Berdasarkan hasil pengamatan kimchi pada tabel 3 diketahui bahwa


kimchi dengan perlakuan I (23 gram cabai keriting) memiliki aroma khas
kimchi pada hari ke 0 dan ketiga, bertekstur renyah pada hari ke-0 dan menjadi
lembek pada hari ketiga, memiliki pH 5 pada hari ke-0 dan menurun menjadi
pH 3 pada hari ketiga, berkenampakan baik pada hari ke-0 dan ketiga, memiliki
warna oranye dengan kadar asam laktat 0,09% pada hari ke-0 dan memiliki
warna oranye kemerahan dengan kadar asam laktat 0,9% pada hari ketiga.
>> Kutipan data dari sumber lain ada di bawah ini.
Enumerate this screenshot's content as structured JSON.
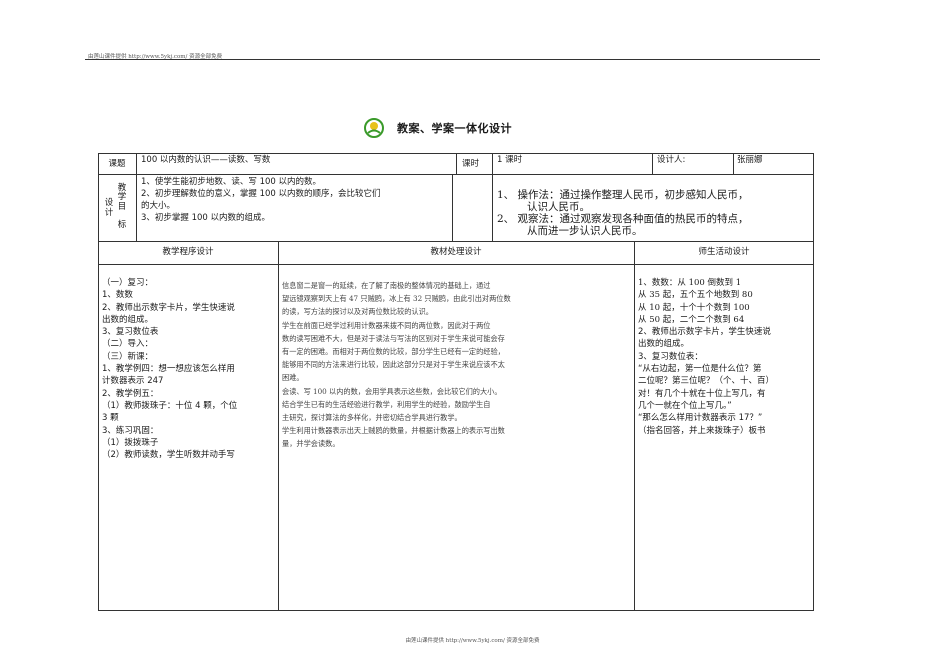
{
  "header": {
    "source": "由莲山课件提供 http://www.5ykj.com/   资源全部免费"
  },
  "footer": {
    "source": "由莲山课件提供 http://www.5ykj.com/   资源全部免费"
  },
  "doc_title": "教案、学案一体化设计",
  "info_row": {
    "topic_label": "课题",
    "topic_value": "100 以内数的认识——读数、写数",
    "hours_label": "课时",
    "hours_value": "1 课时",
    "designer_label": "设计人:",
    "designer_value": "张丽娜"
  },
  "goals": {
    "label": [
      "教",
      "学",
      "设",
      "计",
      "目",
      "标"
    ],
    "items": [
      "1、使学生能初步地数、读、写 100 以内的数。",
      "2、初步理解数位的意义，掌握 100 以内数的顺序，会比较它们",
      "的大小。",
      "3、初步掌握 100 以内数的组成。"
    ],
    "methods": [
      "1、  操作法：通过操作整理人民币，初步感知人民币，",
      "认识人民币。",
      "2、  观察法：通过观察发现各种面值的热民币的特点，",
      "从而进一步认识人民币。"
    ]
  },
  "columns": {
    "c1": "教学程序设计",
    "c2": "教材处理设计",
    "c3": "师生活动设计"
  },
  "procedure": [
    "（一）复习：",
    "1、数数",
    "2、教师出示数字卡片，学生快速说",
    "出数的组成。",
    "3、复习数位表",
    "（二）导入：",
    "（三）新课：",
    "1、教学例四：想一想应该怎么样用",
    "计数器表示 247",
    "2、教学例五：",
    "（1）教师拨珠子：十位 4 颗，个位",
    "3 颗",
    "3、练习巩固：",
    "（1）拨拨珠子",
    "（2）教师读数，学生听数并动手写"
  ],
  "material": [
    "    信息窗二是窗一的延续，在了解了南极的整体情况的基础上，通过",
    "望远镜观察到天上有 47 只贼鸥，冰上有 32 只贼鸥，由此引出对两位数",
    "的读，写方法的探讨以及对两位数比较的认识。",
    "    学生在前面已经学过利用计数器来拨不同的两位数，因此对于两位",
    "数的读写困难不大，但是对于读法与写法的区别对于学生来说可能会存",
    "有一定的困难。而相对于两位数的比较，部分学生已经有一定的经验，",
    "能够用不同的方法来进行比较，因此这部分只是对于学生来说应该不太",
    "困难。",
    "    会读、写 100 以内的数，会用学具表示这些数，会比较它们的大小。",
    "    结合学生已有的生活经验进行教学，利用学生的经验，鼓励学生自",
    "主研究，探讨算法的多样化，并密切结合学具进行教学。",
    "学生利用计数器表示出天上贼鸥的数量，并根据计数器上的表示写出数",
    "量，并学会读数。"
  ],
  "activity": [
    "1、数数：从 100 倒数到 1",
    "      从 35 起，五个五个地数到 80",
    "      从 10 起，十个十个数到 100",
    "      从 50 起，二个二个数到 64",
    "2、教师出示数字卡片，学生快速说",
    "出数的组成。",
    "3、复习数位表：",
    " “从右边起，第一位是什么位？第",
    "二位呢？第三位呢？（个、十、百）",
    "对！有几个十就在十位上写几，有",
    "几个一就在个位上写几。”",
    " “那么怎么样用计数器表示 17？”",
    "（指名回答，并上来拨珠子）板书"
  ],
  "colors": {
    "border": "#333333",
    "logo_green": "#3a9a2a",
    "logo_yellow": "#e8c21a"
  }
}
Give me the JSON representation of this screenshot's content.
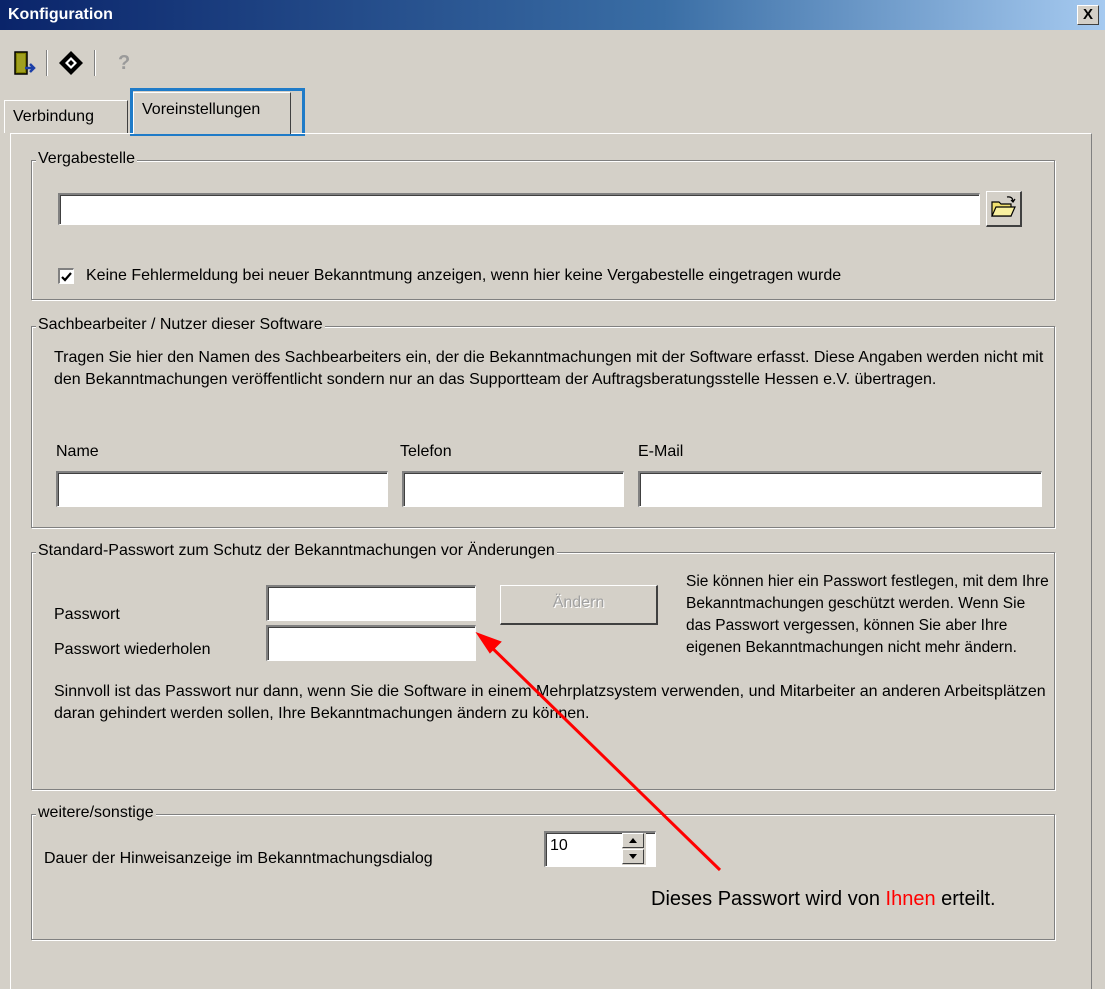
{
  "window": {
    "title": "Konfiguration",
    "close_glyph": "X"
  },
  "toolbar": {
    "icons": [
      "exit-door-icon",
      "diamond-icon",
      "help-question-icon"
    ],
    "help_glyph": "?"
  },
  "tabs": [
    {
      "label": "Verbindung",
      "selected": false
    },
    {
      "label": "Voreinstellungen",
      "selected": true
    }
  ],
  "vergabestelle": {
    "title": "Vergabestelle",
    "path_value": "",
    "browse_icon": "open-folder-icon",
    "checkbox_checked": true,
    "checkbox_label": "Keine Fehlermeldung bei neuer Bekanntmung anzeigen, wenn hier keine Vergabestelle eingetragen wurde"
  },
  "sachbearbeiter": {
    "title": "Sachbearbeiter / Nutzer dieser Software",
    "description": "Tragen Sie hier den Namen des Sachbearbeiters ein, der die Bekanntmachungen mit der Software erfasst. Diese Angaben werden nicht mit den Bekanntmachungen veröffentlicht sondern nur an das Supportteam der Auftragsberatungsstelle Hessen e.V. übertragen.",
    "name_label": "Name",
    "phone_label": "Telefon",
    "email_label": "E-Mail",
    "name_value": "",
    "phone_value": "",
    "email_value": ""
  },
  "passwort": {
    "title": "Standard-Passwort zum Schutz der Bekanntmachungen vor Änderungen",
    "password_label": "Passwort",
    "repeat_label": "Passwort wiederholen",
    "password_value": "",
    "repeat_value": "",
    "change_button": "Ändern",
    "change_enabled": false,
    "side_text": "Sie können hier ein Passwort festlegen, mit dem Ihre Bekanntmachungen geschützt werden. Wenn Sie das Passwort vergessen, können Sie aber Ihre eigenen Bekanntmachungen nicht mehr ändern.",
    "note": "Sinnvoll ist das Passwort nur dann, wenn Sie die Software in einem Mehrplatzsystem verwenden, und Mitarbeiter an anderen Arbeitsplätzen daran gehindert werden sollen, Ihre Bekanntmachungen ändern zu können."
  },
  "weitere": {
    "title": "weitere/sonstige",
    "duration_label": "Dauer der Hinweisanzeige im Bekanntmachungsdialog",
    "duration_value": "10"
  },
  "annotation": {
    "text_before": "Dieses Passwort wird von ",
    "text_highlight": "Ihnen",
    "text_after": " erteilt.",
    "arrow_color": "#ff0000",
    "highlight_color": "#ff0000"
  },
  "colors": {
    "tab_highlight_border": "#1f7bc8"
  }
}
Hasil pengamatan kimchi perlakuan II (17 gram cabai keriting) memiliki aroma
khas kimchi pada hari ke 0 dan ketiga, bertekstur renyah pada hari ke-0 dan
menjadi agak lunak pada hari ketiga, memiliki pH 5 pada hari ke-0 dan
menurun menjadi pH 3 pada hari ketiga, berkenampakan baik pada hari ke-0
dan ketiga, memiliki warna oranye dengan kadar eb 0,09% pada hari ke-0 dan
memiliki warna oranye kemerahan dengan kadar asam laktat 0,9% pada hari
ketiga.
Aroma khas kimchi disebabkan adanya penambahan lobak putih
karena lobak berperan dalam memberikan aroma dan mouthfeel khas pada
pembuatan kimchi (Kim dkk., 1975), yaitu meningkatkan intensitas aroma
kimchi melalui senyawa dimetil sulfide, diallyl disulfide isomers, diallyl
trisulfiede, dan methylallyl disulfide serta penambahan kecap ikan dan jahe
mampu memberikan dan memperkuat aroma khas kimchi (Cha dkk., 1998).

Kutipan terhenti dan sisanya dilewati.